Accordingly, it becomes a matter of judgment and the exercise of sound discretion that lies with the Branch County Board of Commissioners as to whether the restoration and preservation of a 19th century theater located in the City of Coldwater, Branch County, will result in a degree of public benefit so as to constitute adequate consideration for the expenditure of county funds.

Based upon the foregoing, and assuming that such a judgment may be made, it is my opinion that the appropriation of $5,000 by the Branch County Board of Commissioners to the Tibbits Theater Foundation for the purposes of restoring and preserving of what is recognized to be an historical landmark, may be accomplished pursuant to 1957 PA 213, Sec. 1, supra.

It is clear by virtue of the Court's pronouncements that the county would not offend the provisions of Const 1963, art 9, Sec. 18, if it appropriated county funds to the Tibbits Theater Foundation for the purposes authorized in 1957 PA 213, Sec. 1, supra.
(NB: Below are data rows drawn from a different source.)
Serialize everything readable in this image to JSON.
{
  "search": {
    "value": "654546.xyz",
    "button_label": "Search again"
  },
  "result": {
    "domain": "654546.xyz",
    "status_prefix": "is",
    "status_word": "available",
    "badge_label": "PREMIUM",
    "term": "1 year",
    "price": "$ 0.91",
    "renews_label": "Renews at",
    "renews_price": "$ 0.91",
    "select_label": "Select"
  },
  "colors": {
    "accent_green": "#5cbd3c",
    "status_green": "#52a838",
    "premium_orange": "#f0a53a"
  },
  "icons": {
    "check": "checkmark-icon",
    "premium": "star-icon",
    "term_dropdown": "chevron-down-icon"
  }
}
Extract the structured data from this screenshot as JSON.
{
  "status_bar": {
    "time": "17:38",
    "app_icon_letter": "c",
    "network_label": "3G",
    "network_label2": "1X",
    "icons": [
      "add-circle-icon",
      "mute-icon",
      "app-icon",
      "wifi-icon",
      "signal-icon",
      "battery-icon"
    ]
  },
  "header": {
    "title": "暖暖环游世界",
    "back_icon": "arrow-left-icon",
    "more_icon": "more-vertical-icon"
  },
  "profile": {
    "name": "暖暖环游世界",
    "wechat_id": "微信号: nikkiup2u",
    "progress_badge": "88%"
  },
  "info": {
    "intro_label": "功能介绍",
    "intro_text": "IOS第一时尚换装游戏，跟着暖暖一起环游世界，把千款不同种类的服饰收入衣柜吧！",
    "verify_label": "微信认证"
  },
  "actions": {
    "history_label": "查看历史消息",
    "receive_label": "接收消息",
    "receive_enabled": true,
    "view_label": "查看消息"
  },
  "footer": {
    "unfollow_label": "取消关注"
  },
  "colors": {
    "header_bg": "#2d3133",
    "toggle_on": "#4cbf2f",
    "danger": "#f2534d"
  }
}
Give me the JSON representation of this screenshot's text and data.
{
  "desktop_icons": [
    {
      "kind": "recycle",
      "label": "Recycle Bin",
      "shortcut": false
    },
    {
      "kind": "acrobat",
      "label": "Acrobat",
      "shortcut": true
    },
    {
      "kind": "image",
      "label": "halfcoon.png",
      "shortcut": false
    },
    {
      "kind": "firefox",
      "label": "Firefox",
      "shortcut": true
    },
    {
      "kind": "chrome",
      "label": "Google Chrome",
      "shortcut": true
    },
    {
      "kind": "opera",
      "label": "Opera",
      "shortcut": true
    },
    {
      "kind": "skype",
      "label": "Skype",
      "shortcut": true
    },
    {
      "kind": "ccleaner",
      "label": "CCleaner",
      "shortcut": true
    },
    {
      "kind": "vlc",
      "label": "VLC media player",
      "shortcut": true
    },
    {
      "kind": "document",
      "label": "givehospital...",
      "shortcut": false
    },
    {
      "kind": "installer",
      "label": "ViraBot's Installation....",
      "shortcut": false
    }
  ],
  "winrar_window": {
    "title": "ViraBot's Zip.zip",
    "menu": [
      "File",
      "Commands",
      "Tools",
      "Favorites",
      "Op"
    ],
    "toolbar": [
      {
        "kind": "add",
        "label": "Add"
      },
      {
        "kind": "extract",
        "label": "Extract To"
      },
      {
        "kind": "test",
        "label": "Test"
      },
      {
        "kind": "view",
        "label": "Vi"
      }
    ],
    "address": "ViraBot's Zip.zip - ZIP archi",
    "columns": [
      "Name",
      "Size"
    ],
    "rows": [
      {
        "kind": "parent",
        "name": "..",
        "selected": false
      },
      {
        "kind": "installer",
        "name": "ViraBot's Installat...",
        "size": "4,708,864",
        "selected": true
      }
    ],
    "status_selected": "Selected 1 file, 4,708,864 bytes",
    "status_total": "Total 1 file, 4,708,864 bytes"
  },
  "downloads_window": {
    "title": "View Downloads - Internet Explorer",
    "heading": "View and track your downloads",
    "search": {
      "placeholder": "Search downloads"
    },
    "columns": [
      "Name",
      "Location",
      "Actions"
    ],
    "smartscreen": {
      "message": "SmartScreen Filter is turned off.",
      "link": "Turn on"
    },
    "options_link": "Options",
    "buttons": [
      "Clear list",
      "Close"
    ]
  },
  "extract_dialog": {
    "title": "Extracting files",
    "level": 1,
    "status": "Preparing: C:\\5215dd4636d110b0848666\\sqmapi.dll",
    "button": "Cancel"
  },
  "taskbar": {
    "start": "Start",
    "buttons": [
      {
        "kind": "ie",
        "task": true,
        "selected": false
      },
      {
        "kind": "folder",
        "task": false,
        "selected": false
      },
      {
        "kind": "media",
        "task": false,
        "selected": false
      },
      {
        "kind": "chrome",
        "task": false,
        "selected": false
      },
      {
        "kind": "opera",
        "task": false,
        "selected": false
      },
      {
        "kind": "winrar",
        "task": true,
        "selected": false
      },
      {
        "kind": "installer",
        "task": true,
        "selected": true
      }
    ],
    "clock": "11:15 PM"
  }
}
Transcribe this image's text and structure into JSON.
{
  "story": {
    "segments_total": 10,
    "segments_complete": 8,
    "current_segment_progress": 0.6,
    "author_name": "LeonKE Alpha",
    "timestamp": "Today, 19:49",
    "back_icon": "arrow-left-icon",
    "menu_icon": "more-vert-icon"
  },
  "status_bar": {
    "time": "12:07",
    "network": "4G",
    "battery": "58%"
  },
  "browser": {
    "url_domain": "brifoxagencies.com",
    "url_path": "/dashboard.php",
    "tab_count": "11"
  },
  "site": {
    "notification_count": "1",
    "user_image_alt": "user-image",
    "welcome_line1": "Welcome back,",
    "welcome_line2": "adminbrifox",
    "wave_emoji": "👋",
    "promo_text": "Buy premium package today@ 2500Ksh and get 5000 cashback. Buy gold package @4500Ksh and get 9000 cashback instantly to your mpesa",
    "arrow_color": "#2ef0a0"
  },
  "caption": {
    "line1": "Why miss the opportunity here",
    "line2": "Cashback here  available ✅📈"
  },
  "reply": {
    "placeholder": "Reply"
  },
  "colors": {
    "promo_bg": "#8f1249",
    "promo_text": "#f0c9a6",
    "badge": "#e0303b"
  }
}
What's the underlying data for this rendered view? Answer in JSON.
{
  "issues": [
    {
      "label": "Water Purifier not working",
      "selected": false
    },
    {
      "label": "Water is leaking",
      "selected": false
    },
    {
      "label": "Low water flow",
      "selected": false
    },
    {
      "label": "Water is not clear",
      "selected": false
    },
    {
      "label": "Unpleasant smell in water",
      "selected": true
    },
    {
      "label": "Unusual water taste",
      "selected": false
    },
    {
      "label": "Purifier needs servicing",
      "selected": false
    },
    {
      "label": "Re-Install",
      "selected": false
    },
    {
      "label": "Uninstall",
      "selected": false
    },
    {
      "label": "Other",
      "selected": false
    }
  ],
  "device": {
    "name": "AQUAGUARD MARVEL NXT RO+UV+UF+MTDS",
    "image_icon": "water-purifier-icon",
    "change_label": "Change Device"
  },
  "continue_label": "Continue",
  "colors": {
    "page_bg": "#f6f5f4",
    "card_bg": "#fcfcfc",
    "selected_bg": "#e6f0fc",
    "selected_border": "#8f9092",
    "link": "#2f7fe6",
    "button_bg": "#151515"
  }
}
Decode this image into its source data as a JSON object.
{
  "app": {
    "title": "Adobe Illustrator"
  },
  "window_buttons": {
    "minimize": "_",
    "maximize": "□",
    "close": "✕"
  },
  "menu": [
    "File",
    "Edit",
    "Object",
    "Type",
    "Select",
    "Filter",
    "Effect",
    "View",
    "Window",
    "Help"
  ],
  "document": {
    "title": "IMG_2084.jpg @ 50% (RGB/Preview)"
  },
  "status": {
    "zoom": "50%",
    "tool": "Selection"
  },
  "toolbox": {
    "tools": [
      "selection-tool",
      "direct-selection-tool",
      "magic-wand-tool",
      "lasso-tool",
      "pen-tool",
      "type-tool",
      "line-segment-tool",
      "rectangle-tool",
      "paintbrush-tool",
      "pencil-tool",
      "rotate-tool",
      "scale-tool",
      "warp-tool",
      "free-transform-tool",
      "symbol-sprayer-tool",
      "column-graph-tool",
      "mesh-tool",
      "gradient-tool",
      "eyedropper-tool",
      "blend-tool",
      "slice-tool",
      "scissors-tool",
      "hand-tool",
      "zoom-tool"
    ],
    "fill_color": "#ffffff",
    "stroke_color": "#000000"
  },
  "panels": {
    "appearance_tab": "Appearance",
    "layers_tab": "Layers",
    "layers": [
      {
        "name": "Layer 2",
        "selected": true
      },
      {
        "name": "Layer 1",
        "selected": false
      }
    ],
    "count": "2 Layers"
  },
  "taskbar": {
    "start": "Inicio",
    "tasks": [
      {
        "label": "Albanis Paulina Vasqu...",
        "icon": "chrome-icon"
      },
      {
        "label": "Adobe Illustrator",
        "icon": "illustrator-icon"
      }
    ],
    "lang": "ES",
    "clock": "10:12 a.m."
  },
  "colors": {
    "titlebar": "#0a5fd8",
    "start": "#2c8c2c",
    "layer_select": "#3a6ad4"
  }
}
It is also my opinion that in order to insure the furtherance of the purposes and objectives of 1957 PA 213, Sec. 1, supra, it is necessary that an agreement be made between the parties providing how the funds will be used by the foundation, and covering such aspects, for example, as the continued existence of the theater and its availability to the public.

Frank J. Kelley

Attorney General

(1) Const 1963, art 9, Sec. 18, is applicable to the political subdivisions of the state. Oakland County Drain Commissioner v City of Royal Oak, 306 Mich 124; 10 NW2d 435 (1943). Although Oakland County Drain Commissioner involved the application of Const 1908, art 10, Sec. 14, rather than Const 1963, art 9, Sec. 18, these two provisions are substantially the same.